C’est un sujet d’inquiétude majeur, dont les Français sont conscients. 64% d’entre eux estiment que les 15 milliards d’euros d’économies sur les dépenses de l’État en 2014, risquent de détériorer les services publics et freiner la reprise économique. Je crois au contraire que c’est par les territoires, par des politiques ciblées de proximité, auprès des TPE-PME, des jeunes diplômés, par la formation, l’éducation, par la transmission des savoir-faire, que l’on sortira de l’impasse actuelle. Tout le monde parle d’austérité, mais personne n’évoque la sortie de crise. Je le crois, les communes ont un rôle majeur à jouer pour régénérer le pacte républicain à travers les outils de la démocratie locale, et pour apporter, à travers leur puissance d’investissement, une forte contribution à la croissance. Au lieu d’éloigner les citoyens et les habitants des centres de pouvoir et de décisions, renforçons plutôt les liens de proximité car ce sont eux qui enrichissent l’exercice démocratique.

Pour conclure cette conférence, je tiens à adresser mes condoléances à la famille, aux proches et aux collègues de Jean Jacquier, correspondant du Progrès à Vénissieux depuis de longues années, qui vient de nous quitter. Les journalistes de terrain sont un élément de l’identité vénissiane car vous écrivez en temps réel l’histoire de la ville, de ses habitants, de ses quartiers. Perdre un témoin de cette mémoire collective et en mouvement est un moment douloureux.
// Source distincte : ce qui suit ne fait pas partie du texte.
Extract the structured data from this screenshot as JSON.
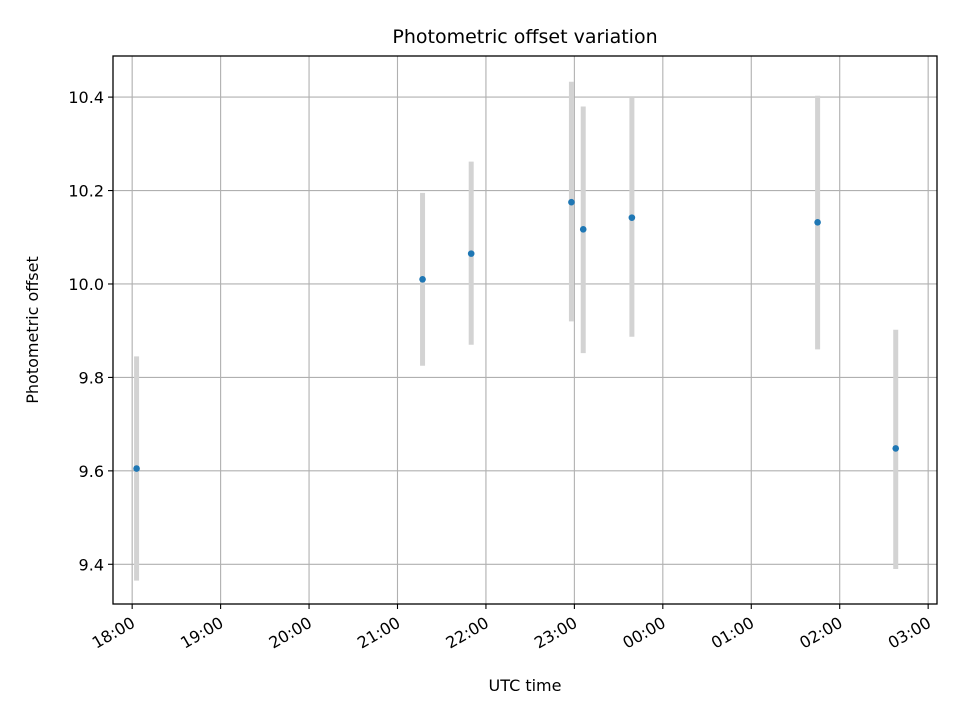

Je suis très attachée à la liberté de la presse, au débat, à la contradiction, à une presse et des médias qui font vivre et renforcent la démocratie. Votre métier est exigeant, dur, passionnant, dangereux aussi, comme la mort des deux journalistes de RFI au Mali nous l’a tristement rappelé. Économiquement, il est aussi le reflet de notre société actuelle, avec des plans sociaux qui s’accumulent en presse écrite, et des conditions de travail qui se détériorent. Que des quotidiens nationaux ou régionaux éprouvent autant de difficultés, que des enseignes culturelles disparaissent, que des librairies tirent le rideau les unes après les autres, ce sont des signes qui ne trompent pas, mais ce sont des signes qui livrent un état des lieux très inquiétant de nos démocraties en 2014, et de leur fonctionnement. Redonner du sens, du temps et des perspectives au débat public, c’est ce dont a le plus besoin le pacte républicain.

Je vous souhaite à tous et à toutes une excellente année, qui à n’en pas douter sera animée, et me tiens à votre disposition pour d’éventuelles questions.